Well, I think winter may have finally arrived, perhaps not on the calendar but in pretty much every other way.
Icy roads. Short days. Bitter winds. Freezing temperatures. The bloody freaking temperatures absolutely scream winter. It’s especially a slap in the face after the extremely long beautiful autumn. But that was then and this is now and winter will be what it wants to be.
On December 2nd this is what some Echinacea ‘Sundown’ and a Campanula ‘Viking’ looked like.
On December 7th this is what my ‘Rocket Lemon’ snapdragons looked like. A lot can change in 5 days.
Now ideally you want some snow cover for the plants when it gets down in the low teens and below. Most plants are fine though. But what of my slightly more tender stuff where I’m pushing the zone envelope? Makes me a bit antsy to say the least. I should have got mulch around the other set of Colocasia ‘Tea Cups’ in my backyard. At least I got one group mulched. Maybe it’s a good experiment. See who makes it. Or doesn’t. The perennials and small shrubs that went in the ground late are a concern. I would have liked them to have a month or so of “normal” winter temperatures before the deep-freeze hit. Here again may be a good experiment.
Of course the cold weather does tend to make the Christmas decorations around the Lilly House just a little brighter. Whether it’s the trees indoors or the ones outdoors.
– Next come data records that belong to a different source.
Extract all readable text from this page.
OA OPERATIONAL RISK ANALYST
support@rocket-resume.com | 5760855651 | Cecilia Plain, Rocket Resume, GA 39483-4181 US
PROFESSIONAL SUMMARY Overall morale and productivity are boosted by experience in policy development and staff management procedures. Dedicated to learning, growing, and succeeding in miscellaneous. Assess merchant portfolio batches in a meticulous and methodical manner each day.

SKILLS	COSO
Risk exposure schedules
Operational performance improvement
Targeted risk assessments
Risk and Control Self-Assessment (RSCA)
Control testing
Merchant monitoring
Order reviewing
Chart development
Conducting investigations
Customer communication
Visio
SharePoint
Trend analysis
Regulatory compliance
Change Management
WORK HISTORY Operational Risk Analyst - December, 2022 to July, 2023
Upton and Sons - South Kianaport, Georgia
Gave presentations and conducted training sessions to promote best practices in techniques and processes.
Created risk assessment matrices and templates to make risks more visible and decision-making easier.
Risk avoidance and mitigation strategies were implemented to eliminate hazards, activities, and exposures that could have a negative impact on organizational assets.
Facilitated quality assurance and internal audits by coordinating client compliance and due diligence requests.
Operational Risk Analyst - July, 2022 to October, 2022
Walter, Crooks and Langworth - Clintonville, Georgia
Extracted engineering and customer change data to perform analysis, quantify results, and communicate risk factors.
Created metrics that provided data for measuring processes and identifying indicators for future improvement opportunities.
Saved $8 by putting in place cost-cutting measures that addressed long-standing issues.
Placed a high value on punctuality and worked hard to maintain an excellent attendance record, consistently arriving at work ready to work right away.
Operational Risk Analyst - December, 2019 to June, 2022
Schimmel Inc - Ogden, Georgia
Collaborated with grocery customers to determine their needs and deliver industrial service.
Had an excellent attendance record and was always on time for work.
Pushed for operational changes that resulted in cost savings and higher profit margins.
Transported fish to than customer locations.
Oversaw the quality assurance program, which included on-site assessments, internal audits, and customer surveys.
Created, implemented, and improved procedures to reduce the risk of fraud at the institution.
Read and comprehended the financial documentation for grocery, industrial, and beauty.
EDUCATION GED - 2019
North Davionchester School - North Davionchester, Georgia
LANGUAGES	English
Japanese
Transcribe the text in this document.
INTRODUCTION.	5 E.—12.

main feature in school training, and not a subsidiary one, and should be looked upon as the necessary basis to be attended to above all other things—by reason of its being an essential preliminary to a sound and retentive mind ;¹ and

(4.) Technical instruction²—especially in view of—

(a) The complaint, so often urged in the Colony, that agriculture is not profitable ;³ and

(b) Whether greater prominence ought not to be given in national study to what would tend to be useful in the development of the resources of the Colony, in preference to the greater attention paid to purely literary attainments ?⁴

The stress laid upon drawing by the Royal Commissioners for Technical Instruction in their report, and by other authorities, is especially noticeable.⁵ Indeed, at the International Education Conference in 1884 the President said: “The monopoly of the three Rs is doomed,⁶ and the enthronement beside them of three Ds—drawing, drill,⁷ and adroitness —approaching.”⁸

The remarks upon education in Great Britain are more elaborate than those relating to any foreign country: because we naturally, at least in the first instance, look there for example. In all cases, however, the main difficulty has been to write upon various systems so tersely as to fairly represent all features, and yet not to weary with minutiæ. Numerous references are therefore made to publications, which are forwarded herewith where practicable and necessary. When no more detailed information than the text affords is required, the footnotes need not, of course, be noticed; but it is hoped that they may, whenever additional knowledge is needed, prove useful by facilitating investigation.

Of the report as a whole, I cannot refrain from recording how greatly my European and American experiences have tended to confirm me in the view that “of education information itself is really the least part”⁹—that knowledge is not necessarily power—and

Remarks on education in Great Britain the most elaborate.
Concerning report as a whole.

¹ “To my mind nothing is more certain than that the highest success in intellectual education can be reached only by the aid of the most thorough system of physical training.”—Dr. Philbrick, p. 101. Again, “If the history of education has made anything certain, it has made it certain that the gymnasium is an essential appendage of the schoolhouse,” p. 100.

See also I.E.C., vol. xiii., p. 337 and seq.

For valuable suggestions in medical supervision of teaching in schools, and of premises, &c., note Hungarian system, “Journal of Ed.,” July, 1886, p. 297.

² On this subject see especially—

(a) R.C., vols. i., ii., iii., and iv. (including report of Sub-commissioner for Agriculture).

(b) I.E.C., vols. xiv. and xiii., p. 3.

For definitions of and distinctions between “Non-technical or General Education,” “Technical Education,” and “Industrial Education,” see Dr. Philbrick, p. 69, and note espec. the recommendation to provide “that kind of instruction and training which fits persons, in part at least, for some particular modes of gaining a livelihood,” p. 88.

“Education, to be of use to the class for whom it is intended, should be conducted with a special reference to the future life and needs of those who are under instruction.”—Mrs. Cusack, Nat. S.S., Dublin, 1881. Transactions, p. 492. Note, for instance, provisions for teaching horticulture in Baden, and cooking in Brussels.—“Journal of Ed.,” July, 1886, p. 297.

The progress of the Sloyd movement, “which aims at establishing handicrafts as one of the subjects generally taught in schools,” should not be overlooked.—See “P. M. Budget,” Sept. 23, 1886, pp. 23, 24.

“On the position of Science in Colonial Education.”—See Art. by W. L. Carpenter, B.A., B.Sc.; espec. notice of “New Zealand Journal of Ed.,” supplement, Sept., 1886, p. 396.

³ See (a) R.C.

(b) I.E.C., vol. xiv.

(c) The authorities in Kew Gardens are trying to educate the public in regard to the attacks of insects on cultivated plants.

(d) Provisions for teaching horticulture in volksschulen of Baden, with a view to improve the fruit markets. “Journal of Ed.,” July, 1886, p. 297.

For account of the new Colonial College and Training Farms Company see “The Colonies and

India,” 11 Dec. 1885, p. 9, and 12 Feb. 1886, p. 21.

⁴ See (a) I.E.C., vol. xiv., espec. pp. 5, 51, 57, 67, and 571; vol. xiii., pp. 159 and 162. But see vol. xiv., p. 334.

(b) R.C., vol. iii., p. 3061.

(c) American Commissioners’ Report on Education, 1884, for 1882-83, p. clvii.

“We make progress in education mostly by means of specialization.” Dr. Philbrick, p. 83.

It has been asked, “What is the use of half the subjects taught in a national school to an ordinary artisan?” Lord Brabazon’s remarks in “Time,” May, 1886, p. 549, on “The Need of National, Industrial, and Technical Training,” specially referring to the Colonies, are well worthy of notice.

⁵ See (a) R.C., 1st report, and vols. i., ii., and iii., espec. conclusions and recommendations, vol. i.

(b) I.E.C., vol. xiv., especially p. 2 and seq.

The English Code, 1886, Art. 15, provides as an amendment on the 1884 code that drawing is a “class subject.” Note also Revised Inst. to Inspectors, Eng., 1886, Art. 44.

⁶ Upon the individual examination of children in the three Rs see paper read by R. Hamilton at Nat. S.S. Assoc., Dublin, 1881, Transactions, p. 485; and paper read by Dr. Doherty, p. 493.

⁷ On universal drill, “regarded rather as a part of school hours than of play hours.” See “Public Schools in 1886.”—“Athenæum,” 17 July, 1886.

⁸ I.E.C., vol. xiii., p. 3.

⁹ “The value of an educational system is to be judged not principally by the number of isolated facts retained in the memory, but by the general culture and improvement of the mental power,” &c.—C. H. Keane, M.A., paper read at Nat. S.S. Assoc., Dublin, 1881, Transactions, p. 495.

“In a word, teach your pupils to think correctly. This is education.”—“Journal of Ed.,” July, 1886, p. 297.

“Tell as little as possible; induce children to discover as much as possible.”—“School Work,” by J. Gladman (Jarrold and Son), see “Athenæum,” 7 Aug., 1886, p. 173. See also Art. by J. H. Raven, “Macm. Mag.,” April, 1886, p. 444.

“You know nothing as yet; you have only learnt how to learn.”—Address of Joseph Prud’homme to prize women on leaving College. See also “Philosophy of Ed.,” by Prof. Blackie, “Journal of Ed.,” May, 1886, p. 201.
And it makes the 750 or so luminaria we put out for the Open House and Winter Solstice all the more beautiful. If you missed Open House you can redeem yourself by being sure to attend the Solstice events on the evening of the 17th. Just the thought of all of you coming warms my frozen candle lighting fingers right back up to blood flowing temperatures. The luminaria are truly magical.
With the snow that fell Monday morning came a reminder of why I do like winter at the same time I hate it. Hard to beat snow with evergreen foliage.
And if you can add some holly berries, well, all the better.
These shots may clue some folks in on why we don’t cut every dormant plant to the ground in late fall. All those seed heads make the best little presentation platters for the snow. They’re just beautiful.
Sedum ‘Autumn Joy’.
Clematis tangutica ‘Aureola’.
Echinacea ‘Milkshake’. The seeds in there will feed the birds too.
So Winter, bring it on. Just like with people, I can’t make you do what is best so I’ll survive your spastic attentions as best I can and wait for Spring – which of course will come in like a lion and go out like a lamb. Whatever.